In the Icelandic Tourism video, viewers are greeted by a black-sweater-clad presenter named Zack Mossbergsson, who says, “Today, I want to talk about a revolutionary approach to connecting our world without being super weird.”

Following Zuckerberg’s often robotic public speaking skills, Mossbergsson directs viewers to look at a pristine snow-covered landscape visible in the window behind him and asks, “What do we call this not-so-new chapter in human connectivity?” ? The verse of Iceland.

“Enhanced real reality without the silly-looking headset,” he says.

The campaign video continues to imitate Zuckerberg and some of his quirky traits, like not being able to open the door, which supposedly references the Facebook billionaire waiting for people to open doors for him; and going overboard with the sunscreen as she plunges into a geothermal pool where she meets “a human.”

Showcasing many of the country’s incredible landscapes and waterfalls, the ad’s main message is how great “The Icelandverse” is, mainly because it’s a real destination with “water that’s wet” and “horses you can ride, with hair you can touch.” “. ”
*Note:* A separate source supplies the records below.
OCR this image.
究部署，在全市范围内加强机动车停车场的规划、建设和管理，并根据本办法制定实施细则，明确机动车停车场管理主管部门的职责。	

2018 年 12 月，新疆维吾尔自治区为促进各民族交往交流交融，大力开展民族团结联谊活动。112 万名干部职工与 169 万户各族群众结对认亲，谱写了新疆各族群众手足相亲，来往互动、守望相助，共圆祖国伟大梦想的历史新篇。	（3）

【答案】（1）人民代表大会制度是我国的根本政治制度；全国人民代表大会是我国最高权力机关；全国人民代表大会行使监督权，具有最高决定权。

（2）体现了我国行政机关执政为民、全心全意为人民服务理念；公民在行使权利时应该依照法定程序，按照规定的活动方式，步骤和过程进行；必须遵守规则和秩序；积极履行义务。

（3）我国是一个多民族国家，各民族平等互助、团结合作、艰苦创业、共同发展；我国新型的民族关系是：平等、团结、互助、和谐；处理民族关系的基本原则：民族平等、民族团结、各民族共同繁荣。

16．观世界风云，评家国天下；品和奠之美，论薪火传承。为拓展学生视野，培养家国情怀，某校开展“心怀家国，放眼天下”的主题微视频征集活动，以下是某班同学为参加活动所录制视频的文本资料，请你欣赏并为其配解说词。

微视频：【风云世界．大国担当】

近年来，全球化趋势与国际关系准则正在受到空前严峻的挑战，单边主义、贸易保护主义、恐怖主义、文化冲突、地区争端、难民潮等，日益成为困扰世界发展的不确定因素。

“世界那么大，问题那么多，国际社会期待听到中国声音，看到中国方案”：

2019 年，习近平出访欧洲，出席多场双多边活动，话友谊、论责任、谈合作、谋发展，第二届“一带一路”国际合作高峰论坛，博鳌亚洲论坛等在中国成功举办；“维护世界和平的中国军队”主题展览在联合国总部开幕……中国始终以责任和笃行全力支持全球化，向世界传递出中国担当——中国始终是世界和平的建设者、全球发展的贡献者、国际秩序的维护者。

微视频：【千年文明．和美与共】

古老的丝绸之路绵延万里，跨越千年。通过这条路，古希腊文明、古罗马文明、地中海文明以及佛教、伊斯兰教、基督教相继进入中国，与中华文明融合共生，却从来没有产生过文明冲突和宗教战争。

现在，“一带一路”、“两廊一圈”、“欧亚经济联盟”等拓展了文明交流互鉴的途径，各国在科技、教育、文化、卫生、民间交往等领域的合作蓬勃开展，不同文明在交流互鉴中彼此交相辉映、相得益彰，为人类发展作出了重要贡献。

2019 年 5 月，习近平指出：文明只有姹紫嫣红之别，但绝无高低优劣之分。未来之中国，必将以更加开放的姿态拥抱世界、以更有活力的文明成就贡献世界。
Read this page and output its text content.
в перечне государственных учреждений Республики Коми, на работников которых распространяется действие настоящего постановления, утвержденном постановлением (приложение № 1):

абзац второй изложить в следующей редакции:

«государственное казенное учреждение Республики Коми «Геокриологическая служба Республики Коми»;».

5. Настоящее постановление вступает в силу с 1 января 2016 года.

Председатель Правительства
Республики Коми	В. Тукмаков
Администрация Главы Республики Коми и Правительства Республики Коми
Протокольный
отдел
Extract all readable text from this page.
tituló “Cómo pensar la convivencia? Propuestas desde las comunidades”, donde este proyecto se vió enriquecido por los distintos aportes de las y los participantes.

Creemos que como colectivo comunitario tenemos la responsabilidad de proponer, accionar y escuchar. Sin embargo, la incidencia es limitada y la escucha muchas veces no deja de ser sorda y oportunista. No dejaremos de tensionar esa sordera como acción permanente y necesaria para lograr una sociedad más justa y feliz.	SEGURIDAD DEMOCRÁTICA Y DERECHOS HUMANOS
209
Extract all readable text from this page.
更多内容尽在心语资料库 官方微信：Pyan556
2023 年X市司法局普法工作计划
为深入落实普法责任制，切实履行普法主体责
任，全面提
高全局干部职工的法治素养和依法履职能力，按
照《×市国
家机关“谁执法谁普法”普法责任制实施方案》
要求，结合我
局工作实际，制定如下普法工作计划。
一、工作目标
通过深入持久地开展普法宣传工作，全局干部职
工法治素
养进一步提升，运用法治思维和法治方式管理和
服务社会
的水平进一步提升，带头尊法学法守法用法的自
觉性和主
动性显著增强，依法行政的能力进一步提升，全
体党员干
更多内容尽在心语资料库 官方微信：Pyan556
Facebook changed its name to Meta in October in an effort to focus attention on the social media giant’s $50 million digital space, the Metaverse.

And while the country’s new tourism campaign is a comic version of Zuckerberg’s news, it’s also a way for Iceland to boost its tourism numbers now that Covid-19-related travel restrictions are being eased and rates of vaccinations in the world are increasing.

The country had around two million visitors in 2019 before the global pandemic hit. This year, it is on track to meet its greatly reduced target of 700,000 tourists, a number that has already risen thanks to Iceland being one of the first destinations to reopen its borders to vaccinated travelers from most countries.

Lonely Planet recently named the country’s West Fjords the number one region to visit in 2022. The travel publication’s experts praised the “coast-hugging roads…quaint towns, spectacular scenery, epic Icelandic history and abundance of wildlife” of the far north region.